Em termos mais refinados: foi preciso aprimorar o materialismo e livrá-lo dessas influências principistas, isto é, dessas leituras que encaram o texto marxiano como escritura sagrada e que se recusam a reconhecer erros em Marx e Engels (ou até outras pessoas... não subestime o principismo anarquista!).

O materialismo se ampliou, se corrigiu e se livrou do principismo com disciplinas marxistas revisionistas, como Análise do Discurso (em Bakhtin) e a posição gramsciana, e com as sociologias anarquistas, como a retomada de Proudhon, o comunalismo de Bookchin e os processos revolucionários em Chiapas e na Síria.

O materialismo que consegue compreender a necessidade de revisões e ampliações por vezes está capturado pelo academicismo, existindo como produção teórica divorciada da prática e debatida sobretudo por pessoas de classes médias e altas. Isso é especialmente verdade nos vieses marxistas. Quando falamos em anarquismo, fica claro que a academia está esvaziada da presença de estudos nesse tocante (embora haja alguns). Já a prática está saturada de novos movimentos libertários. Coletivos na periferia produzem debates focados na prática, com formação de qualidade e ampliação de possibilidades (e os dois pés enterrados no chão da realidade possível). O anarquismo brilha  hoje em iniciativas fora do sindicalismo raivoso que ao definiu por décadas. Vemos "novos anarquismos" em atos de rua, educação libertária, grupos de educação, rádio comunitária, organização de setores ultraprecarizados, ações de auxílio-mútuo entre comunidades pobres, ativismo indígena e outras formas de mobilização geralmente ignoradas pelo socialismo partidário.

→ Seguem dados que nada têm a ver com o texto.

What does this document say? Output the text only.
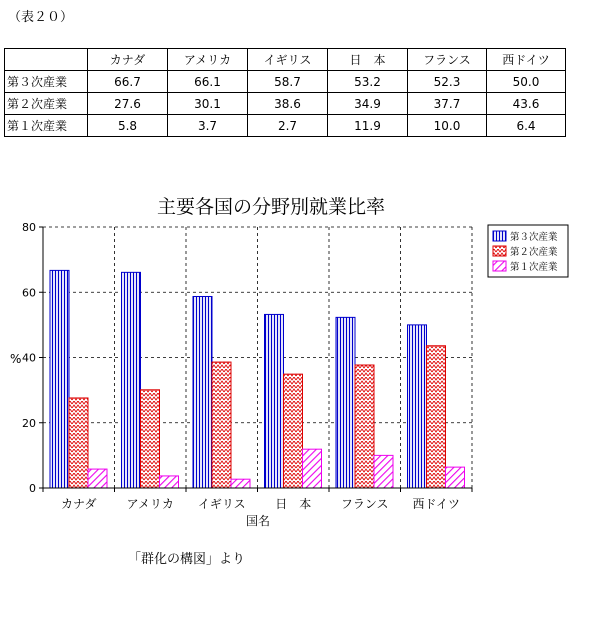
（表２０）
	カナダ	アメリカ	イギリス	日　本	フランス	西ドイツ
第３次産業	66.7	66.1	58.7	53.2	52.3	50.0
第２次産業	27.6	30.1	38.6	34.9	37.7	43.6
第１次産業	5.8	3.7	2.7	11.9	10.0	6.4
主要各国の分野別就業比率
0
20
40
60
80
カナダ	アメリカ イギリス 日　本 フランス 西ドイツ
%
国名
第３次産業
第２次産業
第１次産業
「群化の構図」より
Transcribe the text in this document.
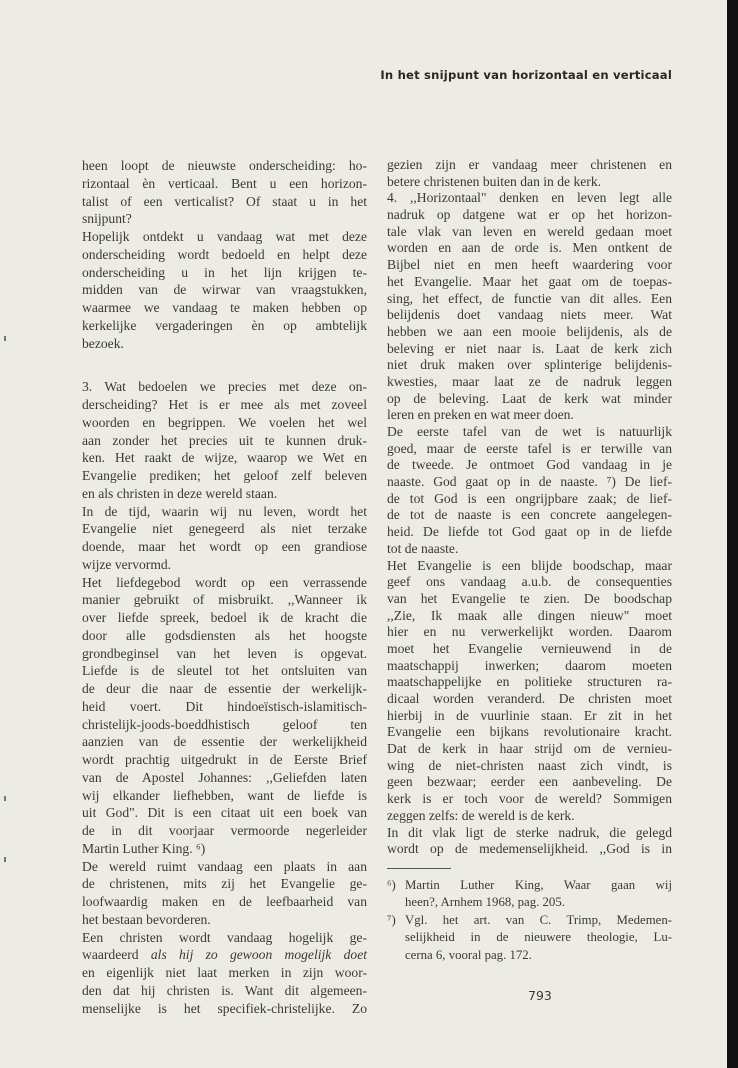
In het snijpunt van horizontaal en verticaal
heen loopt de nieuwste onderscheiding: ho-
rizontaal èn verticaal. Bent u een horizon-
talist of een verticalist? Of staat u in het
snijpunt?
Hopelijk ontdekt u vandaag wat met deze
onderscheiding wordt bedoeld en helpt deze
onderscheiding u in het lijn krijgen te-
midden van de wirwar van vraagstukken,
waarmee we vandaag te maken hebben op
kerkelijke vergaderingen èn op ambtelijk
bezoek.
3. Wat bedoelen we precies met deze on-
derscheiding? Het is er mee als met zoveel
woorden en begrippen. We voelen het wel
aan zonder het precies uit te kunnen druk-
ken. Het raakt de wijze, waarop we Wet en
Evangelie prediken; het geloof zelf beleven
en als christen in deze wereld staan.
In de tijd, waarin wij nu leven, wordt het
Evangelie niet genegeerd als niet terzake
doende, maar het wordt op een grandiose
wijze vervormd.
Het liefdegebod wordt op een verrassende
manier gebruikt of misbruikt. ,,Wanneer ik
over liefde spreek, bedoel ik de kracht die
door alle godsdiensten als het hoogste
grondbeginsel van het leven is opgevat.
Liefde is de sleutel tot het ontsluiten van
de deur die naar de essentie der werkelijk-
heid voert. Dit hindoeïstisch-islamitisch-
christelijk-joods-boeddhistisch geloof ten
aanzien van de essentie der werkelijkheid
wordt prachtig uitgedrukt in de Eerste Brief
van de Apostel Johannes: ,,Geliefden laten
wij elkander liefhebben, want de liefde is
uit God". Dit is een citaat uit een boek van
de in dit voorjaar vermoorde negerleider
Martin Luther King. ⁶)
De wereld ruimt vandaag een plaats in aan
de christenen, mits zij het Evangelie ge-
loofwaardig maken en de leefbaarheid van
het bestaan bevorderen.
Een christen wordt vandaag hogelijk ge-
waardeerd als hij zo gewoon mogelijk doet
en eigenlijk niet laat merken in zijn woor-
den dat hij christen is. Want dit algemeen-
menselijke is het specifiek-christelijke. Zo
gezien zijn er vandaag meer christenen en
betere christenen buiten dan in de kerk.
4. ,,Horizontaal" denken en leven legt alle
nadruk op datgene wat er op het horizon-
tale vlak van leven en wereld gedaan moet
worden en aan de orde is. Men ontkent de
Bijbel niet en men heeft waardering voor
het Evangelie. Maar het gaat om de toepas-
sing, het effect, de functie van dit alles. Een
belijdenis doet vandaag niets meer. Wat
hebben we aan een mooie belijdenis, als de
beleving er niet naar is. Laat de kerk zich
niet druk maken over splinterige belijdenis-
kwesties, maar laat ze de nadruk leggen
op de beleving. Laat de kerk wat minder
leren en preken en wat meer doen.
De eerste tafel van de wet is natuurlijk
goed, maar de eerste tafel is er terwille van
de tweede. Je ontmoet God vandaag in je
naaste. God gaat op in de naaste. ⁷) De lief-
de tot God is een ongrijpbare zaak; de lief-
de tot de naaste is een concrete aangelegen-
heid. De liefde tot God gaat op in de liefde
tot de naaste.
Het Evangelie is een blijde boodschap, maar
geef ons vandaag a.u.b. de consequenties
van het Evangelie te zien. De boodschap
,,Zie, Ik maak alle dingen nieuw" moet
hier en nu verwerkelijkt worden. Daarom
moet het Evangelie vernieuwend in de
maatschappij inwerken; daarom moeten
maatschappelijke en politieke structuren ra-
dicaal worden veranderd. De christen moet
hierbij in de vuurlinie staan. Er zit in het
Evangelie een bijkans revolutionaire kracht.
Dat de kerk in haar strijd om de vernieu-
wing de niet-christen naast zich vindt, is
geen bezwaar; eerder een aanbeveling. De
kerk is er toch voor de wereld? Sommigen
zeggen zelfs: de wereld is de kerk.
In dit vlak ligt de sterke nadruk, die gelegd
wordt op de medemenselijkheid. ,,God is in
⁶) Martin Luther King, Waar gaan wij
heen?, Arnhem 1968, pag. 205.
⁷) Vgl. het art. van C. Trimp, Medemen-
selijkheid in de nieuwere theologie, Lu-
cerna 6, vooral pag. 172.
793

E sim, o anarquismo visa criar bolsões de ideologia subversiva dentro do capitalismo. Não olhamos feio para cooperativas, extensão de serviços gratuitos, fundos coletivos e promoção de estilos de vida revolucionários.

Foi com esse viés que nasceu a Anarquia Relacional (AR), uma proposta de Andie Nordgren para trabalhar a criação de redes de apoio baseadas na livre associação. A AR não é uma continuação do amor livre, mas uma crítica social mais profunda e estrutural do sistema de opressões. Algumas pessoas explicam AR como um tipo de poliamor ou não-monogamia, mas a proposta está muito além desse viés “amoroso”, vindo a repensar todas as nossas relações humanas. Além disso, a AR tende a desprezar a divisão das relações entre "amorosas" e "não-amorosas". Deixamos totalmente de lado a prática de "amor de casal" para construir de modo mais crítico e libertário o que significa afeto, direito e privilégio. Se isso incluir liberdade da monogamia, é uma pequena parte de um debate colossalmente maior.

É extremamente necessário para o prosseguimento de um processo revolucionário. As redes afetivas serão a célula revolucionária exemplar para a sociedade, solapando o papel da família e demolindo o sistema sexo/gênero em sua base - nas relações concretas!